Intervenants : Paul Vermande, Athanase Bopda, Annick Sezibera,
avec la contribution au débat de Nicolas Monteillet et Paul Deroubaix
Animation : Georges Courade

L’Afrique subsaharienne est souvent décrite par les afro-pessimistes comme peu inventive et opposée à l’innovation technologique. Ne souligne-t-on pas à satiété qu’elle a ignoré la roue et la traction animale pendant des siècles ? Et pourtant, les paysans africains n’ont-ils pas trouvé des parades à leurs problèmes de conservation ou de reconstitution de la fertilité des sols (zai par exemple) mais aussi au peuplement dense de certains territoires en intensifiant leur mode d’exploitation agricole sans engrais chimiques ? L’architecture de terre bien maîtrisée aux confins du Sahara n’est-elle pas une meilleure solution pour l’habitat sahélien que le ciment et la tôle ? La « débrouillardise » et l’informel urbains ne recèlent-ils pas des formes d’inventivité ? Les systèmes technologiques locaux ou importés requièrent des formes sociales adaptées, une culture scientifique spécifique pour qu’ils soient adoptés : l’Afrique subsaharienne ne l’a-t-elle pas fait et n’est-elle pas en mesure de le faire ? En définitive refuse-t-elle le développement comme l’a soutenu Axelle Kabou par exemple ? D’un autre côté, la diffusion du téléphone portable peut-il être analysé simplement comme un progrès ? Est-il en fait plus utilisé pour communiquer ou pour affirmer un certain statut social La question de l’inventivité est souvent rattachée à celle du développement et du progrès, notions subjectives et souvent mimétiques dont le caractère bénéfique pourrait peut-être être remis en question. Pour permettre aux économies africaines de progresser, il ne suffit pas d’inventer des techniques qui symbolisent en Occident le progrès social mais il est nécessaire que ces inventions techniques répondent aux besoins de l’Afrique et soient adaptées aux problèmes qu’elle rencontre réellement.

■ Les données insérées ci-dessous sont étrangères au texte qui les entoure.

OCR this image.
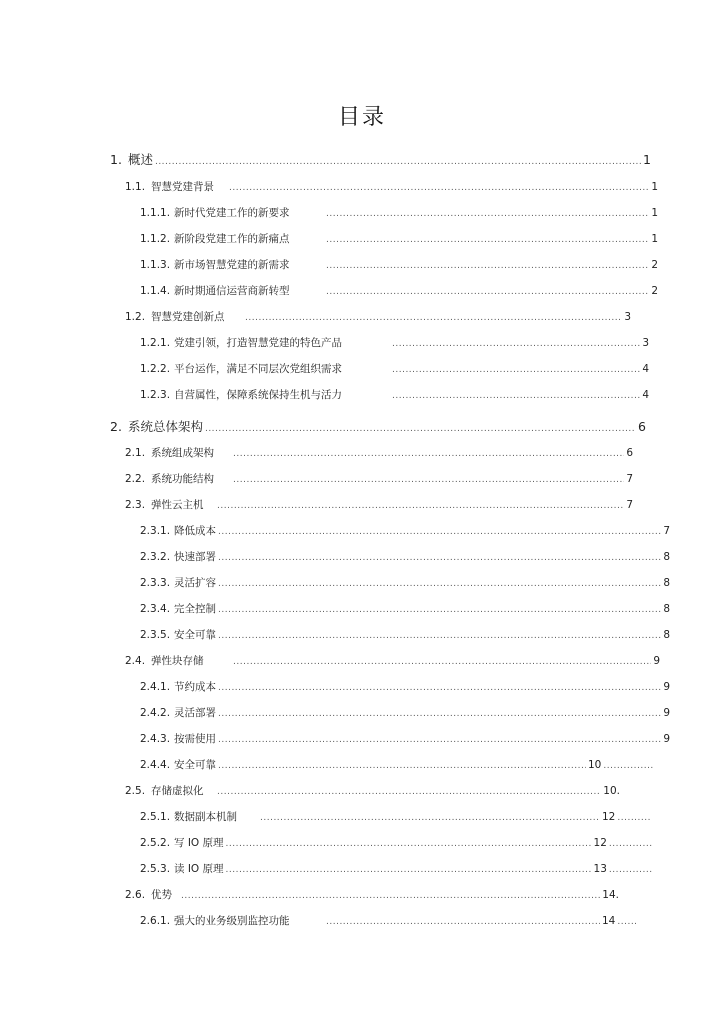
目录
1. 概述 .....	1
1.1. 智慧党建背景 .....	1
1.1.1. 新时代党建工作的新要求 .....	1
1.1.2. 新阶段党建工作的新痛点 .....	1
1.1.3. 新市场智慧党建的新需求 .....	2
1.1.4. 新时期通信运营商新转型 .....	2
1.2. 智慧党建创新点 .....	3
1.2.1. 党建引领，打造智慧党建的特色产品 .....	3
1.2.2. 平台运作，满足不同层次党组织需求 .....	4
1.2.3. 自营属性，保障系统保持生机与活力 .....	4
2. 系统总体架构 .....	6
2.1. 系统组成架构 .....	6
2.2. 系统功能结构 .....	7
2.3. 弹性云主机 .....	7
2.3.1. 降低成本 .....	7
2.3.2. 快速部署 .....	8
2.3.3. 灵活扩容 .....	8
2.3.4. 完全控制 .....	8
2.3.5. 安全可靠 .....	8
2.4. 弹性块存储 .....	9
2.4.1. 节约成本 .....	9
2.4.2. 灵活部署 .....	9
2.4.3. 按需使用 .....	9
2.4.4. 安全可靠 .....	10
.....
2.5. 存储虚拟化 .....	10.
2.5.1. 数据副本机制 .....	12
.....
2.5.2. 写 IO 原理 .....	12
.....
2.5.3. 读 IO 原理 .....	13
.....
2.6. 优势 .....	14.
2.6.1. 强大的业务级别监控功能 .....	14
.....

Le transfert de technologie ne peut en effet réussir que si la technique exportée peut être intégrée dans un système technique déjà présent et si la population receveuse possède les savoir-faire nécessaires pour s’approprier cette nouvelle technique : références technologiques pour l’entretien, culture scientifique pour en saisir les implications. Il faut aussi que l’invention soit acceptée socialement. Ces trois conditions fondamentales sont complémentaires. Il peut y avoir acceptabilité sociale sans que l’invention s’inscrive dans un environnement favorable, ce qui peut engendrer des nouveaux problèmes, ou inversement, lorsque les autres conditions sont réunies, il n’y a pas forcément acceptabilité sociale. L’Afrique sub-saharienne dans certaines de ces sociétés met enfin en oeuvre une inventivité sociale propre à répondre aux besoins de développement : les paysans s’organisent en syndicats, mutuelles et coopératives, les citadins se regroupent pour gérer collectivement l’eau, les déchets, etc. On a pu soutenir aussi que le système des tontines pouvait être à la base d’entreprises politiques et économiques durables.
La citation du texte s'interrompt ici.